Ainsi, quelles que soient les notions et donc les méthodes utilisées pour étudier l'imitation : synchronie interactionnelle, postures partagées ou effet caméléon, les études montrent que l'imitation est un phénomène implicite qui atteste de la mise en place et du maintien de la relation interpersonnelle. Elle servirait de "glue sociale" (Lakin et al., 2003). Ce phénomène permettrait de réguler les interactions. Généralement ce processus est réalisé de manière automatique de la part des interlocuteurs (Chartrand & Bargh, 1999; Chartrand, Cheng, & Jefferis, 2002). Ainsi, l'imitation servirait à renforcer la relation interpersonnelle (Bavelas, Black, Lemery, & Mullett, 1986). Il y aurait un effet boule de neige entre l'imitation et l'affiliation, c'est-à-dire que l'imitation augmente l'affiliation et inversement l'affiliation augmente l'imitation. Néanmoins, on voit bien qu'il y a de fortes limites méthodologiques à la mise en évidence de l'imitation. Tout d'abord, il n'a pas encore été démontré que l'imitation observée, est significativement supérieure à la simple coïncidence de comportements produits simultanément. Chartrand & Bargh (1999) ont observé les participants avant l'interaction pour compter l'occurrence des comportements cibles. Mais on ne produit pas la même quantité de comportements et pas les mêmes, seul ou lors d'interactions sociales. De plus, on ne sait pas toujours précisément quels types de comportements sont imités. En effet, les descriptions des comportements sont sommaires et ne permettent pas de savoir

précisément quels types de comportements sont imités.
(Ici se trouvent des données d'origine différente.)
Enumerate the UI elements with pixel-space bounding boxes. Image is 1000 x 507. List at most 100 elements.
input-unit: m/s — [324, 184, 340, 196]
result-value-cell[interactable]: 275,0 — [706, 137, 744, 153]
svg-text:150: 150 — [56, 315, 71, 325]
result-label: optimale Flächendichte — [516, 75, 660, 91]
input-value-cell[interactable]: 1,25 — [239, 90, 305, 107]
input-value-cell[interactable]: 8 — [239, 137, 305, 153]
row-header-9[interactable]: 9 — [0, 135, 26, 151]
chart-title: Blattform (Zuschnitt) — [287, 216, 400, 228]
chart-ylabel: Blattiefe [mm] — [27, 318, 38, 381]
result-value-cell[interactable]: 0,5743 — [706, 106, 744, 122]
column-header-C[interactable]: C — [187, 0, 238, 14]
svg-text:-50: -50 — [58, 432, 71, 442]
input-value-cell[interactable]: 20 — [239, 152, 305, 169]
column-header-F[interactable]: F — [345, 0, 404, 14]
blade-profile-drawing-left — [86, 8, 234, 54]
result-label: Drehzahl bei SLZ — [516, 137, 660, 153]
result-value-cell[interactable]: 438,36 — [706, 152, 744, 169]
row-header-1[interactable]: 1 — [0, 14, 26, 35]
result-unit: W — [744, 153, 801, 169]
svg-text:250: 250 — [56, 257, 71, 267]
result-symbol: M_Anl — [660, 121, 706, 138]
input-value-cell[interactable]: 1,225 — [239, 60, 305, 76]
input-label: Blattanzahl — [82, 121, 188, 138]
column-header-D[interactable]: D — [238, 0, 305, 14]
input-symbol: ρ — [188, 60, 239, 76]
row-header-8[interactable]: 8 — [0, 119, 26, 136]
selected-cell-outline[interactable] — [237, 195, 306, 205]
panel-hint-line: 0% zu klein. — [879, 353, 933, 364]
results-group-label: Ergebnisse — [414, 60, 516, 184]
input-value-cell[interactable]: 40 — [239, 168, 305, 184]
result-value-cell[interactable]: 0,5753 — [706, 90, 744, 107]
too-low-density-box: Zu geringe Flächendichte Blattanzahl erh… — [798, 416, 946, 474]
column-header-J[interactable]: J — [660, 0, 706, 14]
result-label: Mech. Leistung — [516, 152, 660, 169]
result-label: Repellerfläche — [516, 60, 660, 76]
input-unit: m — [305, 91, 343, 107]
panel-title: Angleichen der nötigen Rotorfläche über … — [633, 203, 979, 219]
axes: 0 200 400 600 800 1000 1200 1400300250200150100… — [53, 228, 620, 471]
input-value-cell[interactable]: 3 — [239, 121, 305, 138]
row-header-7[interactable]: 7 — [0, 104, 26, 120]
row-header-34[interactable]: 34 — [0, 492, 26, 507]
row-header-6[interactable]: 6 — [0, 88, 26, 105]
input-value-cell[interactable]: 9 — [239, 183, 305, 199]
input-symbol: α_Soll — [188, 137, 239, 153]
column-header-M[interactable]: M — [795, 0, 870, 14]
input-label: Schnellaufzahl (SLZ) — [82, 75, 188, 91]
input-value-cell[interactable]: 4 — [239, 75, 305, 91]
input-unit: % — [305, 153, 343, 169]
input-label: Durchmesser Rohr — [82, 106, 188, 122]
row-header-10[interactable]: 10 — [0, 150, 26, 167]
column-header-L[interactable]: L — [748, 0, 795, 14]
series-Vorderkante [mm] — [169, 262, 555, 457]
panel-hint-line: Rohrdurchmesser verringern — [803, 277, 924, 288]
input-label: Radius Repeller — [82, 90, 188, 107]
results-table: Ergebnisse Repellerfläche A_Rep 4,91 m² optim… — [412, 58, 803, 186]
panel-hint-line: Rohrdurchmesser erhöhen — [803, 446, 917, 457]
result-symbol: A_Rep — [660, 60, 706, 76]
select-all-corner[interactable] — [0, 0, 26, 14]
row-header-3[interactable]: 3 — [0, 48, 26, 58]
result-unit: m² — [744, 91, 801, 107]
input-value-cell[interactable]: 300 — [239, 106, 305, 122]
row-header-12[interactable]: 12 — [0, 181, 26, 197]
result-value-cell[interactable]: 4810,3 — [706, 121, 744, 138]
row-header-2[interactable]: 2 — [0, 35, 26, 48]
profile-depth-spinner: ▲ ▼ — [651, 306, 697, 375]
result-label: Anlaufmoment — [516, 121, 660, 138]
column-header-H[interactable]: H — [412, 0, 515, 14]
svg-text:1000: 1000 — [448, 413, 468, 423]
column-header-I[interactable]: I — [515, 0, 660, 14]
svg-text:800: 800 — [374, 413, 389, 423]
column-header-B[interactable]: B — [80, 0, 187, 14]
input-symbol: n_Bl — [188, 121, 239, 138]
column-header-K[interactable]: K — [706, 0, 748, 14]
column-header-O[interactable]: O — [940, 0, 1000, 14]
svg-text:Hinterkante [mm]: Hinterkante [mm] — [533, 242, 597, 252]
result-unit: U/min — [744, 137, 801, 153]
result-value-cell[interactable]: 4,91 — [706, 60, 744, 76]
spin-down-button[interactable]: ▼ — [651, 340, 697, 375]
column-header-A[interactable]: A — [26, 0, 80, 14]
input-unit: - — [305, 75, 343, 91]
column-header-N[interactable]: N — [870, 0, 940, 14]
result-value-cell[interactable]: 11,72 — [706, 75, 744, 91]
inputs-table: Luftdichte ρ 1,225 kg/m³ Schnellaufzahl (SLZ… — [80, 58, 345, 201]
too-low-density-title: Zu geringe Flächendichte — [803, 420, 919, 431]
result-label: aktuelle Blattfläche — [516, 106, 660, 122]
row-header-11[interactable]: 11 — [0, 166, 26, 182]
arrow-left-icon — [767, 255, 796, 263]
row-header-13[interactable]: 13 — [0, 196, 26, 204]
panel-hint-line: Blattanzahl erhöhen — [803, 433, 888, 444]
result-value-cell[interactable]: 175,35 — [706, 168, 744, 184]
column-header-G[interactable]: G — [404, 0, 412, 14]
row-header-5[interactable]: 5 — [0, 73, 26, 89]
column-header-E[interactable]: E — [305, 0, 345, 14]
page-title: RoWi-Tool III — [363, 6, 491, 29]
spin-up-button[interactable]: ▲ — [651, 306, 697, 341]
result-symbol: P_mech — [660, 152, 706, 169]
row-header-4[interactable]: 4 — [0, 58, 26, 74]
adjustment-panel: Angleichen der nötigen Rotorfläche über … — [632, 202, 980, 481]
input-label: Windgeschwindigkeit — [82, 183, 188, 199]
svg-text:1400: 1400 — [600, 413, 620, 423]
Dans la plupart des études, il est fournit un seul indicateur d'imitation global.

2.5 C

ONCLUSION

Les catégories d'Argentin (1984), Ekman et Friesen (1969) et McNeill (1992), serviront pour constituer l'ensemble des indicateurs non verbaux étudiés dans cette thèse (cf. Problématique, page 75). Etant donné que ces catégories permettent d'étudier les interactions, nous pensons qu'elles seront utiles pour l'étude des interactions médiatisées. De plus, ces catégories sont pertinentes pour étudier la narration (cf. McNeill, 1992) et bénéficient d'une fidélité inter codeurs (cf. Argentin, 1984). Le prochain chapitre est consacré aux études et théories sur les communications médiatisées.